The New York City Department of Buildings (DOB) has extended the deadline by which all workers must complete 30 hours of construction safety training from Dec. 1, 2018, to June 1, 2019, according to www.constructiondive.com.
Supervisors will need 62 hours of training by the new deadline, and workers must take an additional 10 hours—for a total of 40 hours—by Sept. 1, 2020. Workers can meet the requirement by completing a 30-hour Occupational Safety and Health Administration (OSHA) training course; 10-hour OSHA class with 20 hours of additional training (eight hours of fall-prevention training, an eight-hour site safety manager refresher and four hours of scaffold training); a DOB-approved 100-hour training course; or via previous experience plus four hours of additional training for fall prevention and scaffold training.
Although the department provided no reason for the delay, the city reportedly determined the number of providers was insufficient to meet demand. Instead of imposing fines and penalties and potentially shutting down job sites, building officials decided to extend the deadline.
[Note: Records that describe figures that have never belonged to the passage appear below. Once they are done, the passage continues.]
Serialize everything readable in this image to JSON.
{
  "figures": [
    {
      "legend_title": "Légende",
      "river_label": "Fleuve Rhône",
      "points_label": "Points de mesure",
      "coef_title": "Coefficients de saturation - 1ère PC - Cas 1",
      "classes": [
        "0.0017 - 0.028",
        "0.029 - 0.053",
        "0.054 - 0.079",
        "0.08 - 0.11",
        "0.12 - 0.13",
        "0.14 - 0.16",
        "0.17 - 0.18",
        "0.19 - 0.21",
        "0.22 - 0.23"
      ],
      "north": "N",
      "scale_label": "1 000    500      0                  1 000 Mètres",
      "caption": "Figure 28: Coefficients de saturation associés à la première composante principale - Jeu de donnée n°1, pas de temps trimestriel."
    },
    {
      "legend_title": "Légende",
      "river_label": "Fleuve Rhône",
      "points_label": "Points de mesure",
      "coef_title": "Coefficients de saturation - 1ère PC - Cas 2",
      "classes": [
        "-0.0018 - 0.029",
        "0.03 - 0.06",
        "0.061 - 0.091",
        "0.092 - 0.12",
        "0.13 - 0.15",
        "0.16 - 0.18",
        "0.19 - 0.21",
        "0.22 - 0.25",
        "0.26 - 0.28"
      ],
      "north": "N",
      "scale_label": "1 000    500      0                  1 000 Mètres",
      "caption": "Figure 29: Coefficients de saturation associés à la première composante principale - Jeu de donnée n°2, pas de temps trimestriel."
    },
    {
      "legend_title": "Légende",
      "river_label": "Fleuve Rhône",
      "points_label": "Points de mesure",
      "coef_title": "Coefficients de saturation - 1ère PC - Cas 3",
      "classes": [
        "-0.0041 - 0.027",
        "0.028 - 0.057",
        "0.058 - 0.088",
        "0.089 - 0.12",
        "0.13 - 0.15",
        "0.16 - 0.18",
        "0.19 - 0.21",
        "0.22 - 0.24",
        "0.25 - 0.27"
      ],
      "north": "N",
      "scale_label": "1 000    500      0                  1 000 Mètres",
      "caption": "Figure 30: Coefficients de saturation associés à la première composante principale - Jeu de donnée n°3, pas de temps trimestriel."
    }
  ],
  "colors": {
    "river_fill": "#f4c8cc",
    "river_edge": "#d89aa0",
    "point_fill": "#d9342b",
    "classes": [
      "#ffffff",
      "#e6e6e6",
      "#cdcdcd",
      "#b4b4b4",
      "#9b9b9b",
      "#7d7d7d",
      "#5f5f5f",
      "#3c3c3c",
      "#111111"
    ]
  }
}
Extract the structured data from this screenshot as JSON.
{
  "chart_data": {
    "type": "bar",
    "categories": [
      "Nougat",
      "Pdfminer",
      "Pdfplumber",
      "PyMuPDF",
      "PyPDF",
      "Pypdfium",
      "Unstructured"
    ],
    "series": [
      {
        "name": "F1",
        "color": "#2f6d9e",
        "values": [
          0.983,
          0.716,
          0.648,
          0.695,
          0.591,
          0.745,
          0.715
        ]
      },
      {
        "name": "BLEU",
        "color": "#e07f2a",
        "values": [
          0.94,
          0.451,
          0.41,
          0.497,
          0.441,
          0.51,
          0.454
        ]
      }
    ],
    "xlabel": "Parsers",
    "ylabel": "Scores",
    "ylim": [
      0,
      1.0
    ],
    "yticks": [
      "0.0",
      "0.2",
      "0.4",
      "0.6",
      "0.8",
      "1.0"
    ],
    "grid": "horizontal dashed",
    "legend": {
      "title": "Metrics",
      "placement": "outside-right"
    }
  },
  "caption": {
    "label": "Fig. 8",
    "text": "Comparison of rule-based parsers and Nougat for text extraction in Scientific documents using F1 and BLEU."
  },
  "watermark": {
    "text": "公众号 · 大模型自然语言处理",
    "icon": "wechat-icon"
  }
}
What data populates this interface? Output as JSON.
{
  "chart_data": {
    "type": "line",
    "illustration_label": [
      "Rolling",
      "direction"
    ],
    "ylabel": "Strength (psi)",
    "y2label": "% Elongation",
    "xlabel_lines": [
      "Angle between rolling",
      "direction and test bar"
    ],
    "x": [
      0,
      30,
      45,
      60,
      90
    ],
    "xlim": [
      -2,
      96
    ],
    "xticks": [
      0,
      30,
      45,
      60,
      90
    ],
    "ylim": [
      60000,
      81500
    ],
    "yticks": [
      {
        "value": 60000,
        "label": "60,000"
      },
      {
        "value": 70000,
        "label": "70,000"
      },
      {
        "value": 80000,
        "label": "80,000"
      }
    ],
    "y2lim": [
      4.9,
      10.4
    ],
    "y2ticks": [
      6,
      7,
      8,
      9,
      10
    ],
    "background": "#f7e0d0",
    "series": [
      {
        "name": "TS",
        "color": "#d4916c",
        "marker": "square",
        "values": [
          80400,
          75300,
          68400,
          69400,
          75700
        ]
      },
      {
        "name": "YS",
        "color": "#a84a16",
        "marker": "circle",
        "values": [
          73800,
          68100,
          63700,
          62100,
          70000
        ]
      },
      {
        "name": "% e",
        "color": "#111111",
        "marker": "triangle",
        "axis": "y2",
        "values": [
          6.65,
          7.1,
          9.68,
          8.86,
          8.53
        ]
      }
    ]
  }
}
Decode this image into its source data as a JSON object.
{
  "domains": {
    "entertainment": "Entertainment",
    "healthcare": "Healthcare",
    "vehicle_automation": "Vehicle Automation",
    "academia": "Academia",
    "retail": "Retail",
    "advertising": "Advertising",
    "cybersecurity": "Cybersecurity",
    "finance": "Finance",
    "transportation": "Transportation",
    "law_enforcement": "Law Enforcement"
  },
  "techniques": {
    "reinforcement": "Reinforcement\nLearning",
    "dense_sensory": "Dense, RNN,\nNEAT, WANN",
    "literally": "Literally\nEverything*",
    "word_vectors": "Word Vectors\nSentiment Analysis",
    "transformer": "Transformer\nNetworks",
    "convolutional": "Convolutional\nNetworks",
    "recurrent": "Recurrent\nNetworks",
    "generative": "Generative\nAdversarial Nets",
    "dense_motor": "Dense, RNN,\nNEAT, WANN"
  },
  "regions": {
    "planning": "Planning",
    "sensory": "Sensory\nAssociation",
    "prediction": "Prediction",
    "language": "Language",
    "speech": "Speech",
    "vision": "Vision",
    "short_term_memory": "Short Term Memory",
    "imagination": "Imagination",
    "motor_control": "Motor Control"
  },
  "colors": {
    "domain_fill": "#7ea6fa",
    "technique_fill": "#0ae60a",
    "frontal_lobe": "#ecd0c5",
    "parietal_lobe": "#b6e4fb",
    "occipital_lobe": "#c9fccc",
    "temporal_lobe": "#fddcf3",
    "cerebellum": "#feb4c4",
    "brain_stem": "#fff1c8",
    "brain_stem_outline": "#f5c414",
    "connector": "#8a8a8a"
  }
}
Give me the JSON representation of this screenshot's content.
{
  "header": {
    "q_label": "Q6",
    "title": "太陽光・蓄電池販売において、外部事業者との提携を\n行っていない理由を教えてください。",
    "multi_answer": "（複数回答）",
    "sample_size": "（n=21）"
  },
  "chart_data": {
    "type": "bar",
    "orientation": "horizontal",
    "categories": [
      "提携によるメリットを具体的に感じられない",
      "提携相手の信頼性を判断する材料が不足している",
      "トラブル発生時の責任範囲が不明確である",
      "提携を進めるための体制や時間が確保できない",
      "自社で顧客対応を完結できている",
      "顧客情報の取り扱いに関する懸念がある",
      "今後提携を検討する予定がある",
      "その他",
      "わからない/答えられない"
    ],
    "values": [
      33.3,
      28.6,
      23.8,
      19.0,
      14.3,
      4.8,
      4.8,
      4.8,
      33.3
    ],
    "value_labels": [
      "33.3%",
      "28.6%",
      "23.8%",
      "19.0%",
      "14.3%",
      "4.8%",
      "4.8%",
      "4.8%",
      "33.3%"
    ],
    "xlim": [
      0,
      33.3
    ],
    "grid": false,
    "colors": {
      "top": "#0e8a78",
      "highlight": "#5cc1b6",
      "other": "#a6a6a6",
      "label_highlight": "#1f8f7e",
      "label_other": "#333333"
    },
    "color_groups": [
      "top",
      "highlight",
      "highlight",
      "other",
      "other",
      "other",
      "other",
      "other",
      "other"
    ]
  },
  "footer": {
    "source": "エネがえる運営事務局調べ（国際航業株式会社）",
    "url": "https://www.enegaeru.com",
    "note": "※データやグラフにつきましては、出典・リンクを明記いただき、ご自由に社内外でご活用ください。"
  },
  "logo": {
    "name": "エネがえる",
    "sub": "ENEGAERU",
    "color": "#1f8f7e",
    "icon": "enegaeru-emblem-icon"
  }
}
"This doesn't change the end result in terms of what the legislation was seeking," Louis Coletti, head of the Building Trades Employers' Association of New York City, told Crain's New York Business. "But it provides a more reasoned approach on how to get there in a way that won't be disruptive."
The original version of the law was more stringent; in response to increasing construction worker injuries and deaths, city officials proposed a series of reforms, including the requirement that workers complete 59 hours of safety training and an apprenticeship program or its equivalent. However, companies in New York's nonunion construction sector fought the apprenticeship requirement, arguing that unions sponsored nearly 50 percent of such programs in the city to boost their own membership. Although lawmakers ditched the apprenticeship requirement and reduced the total required training hours to 40, some nonunion developers and construction companies say even the 40-hour mandate will cause small businesses to struggle financially.
The number of New York construction accidents increased more than 18 percent during the first seven months of 2018 when compared with the same period in 2017. The number of injuries increased by about 17 percent, and the number of construction-related deaths doubled from four to eight.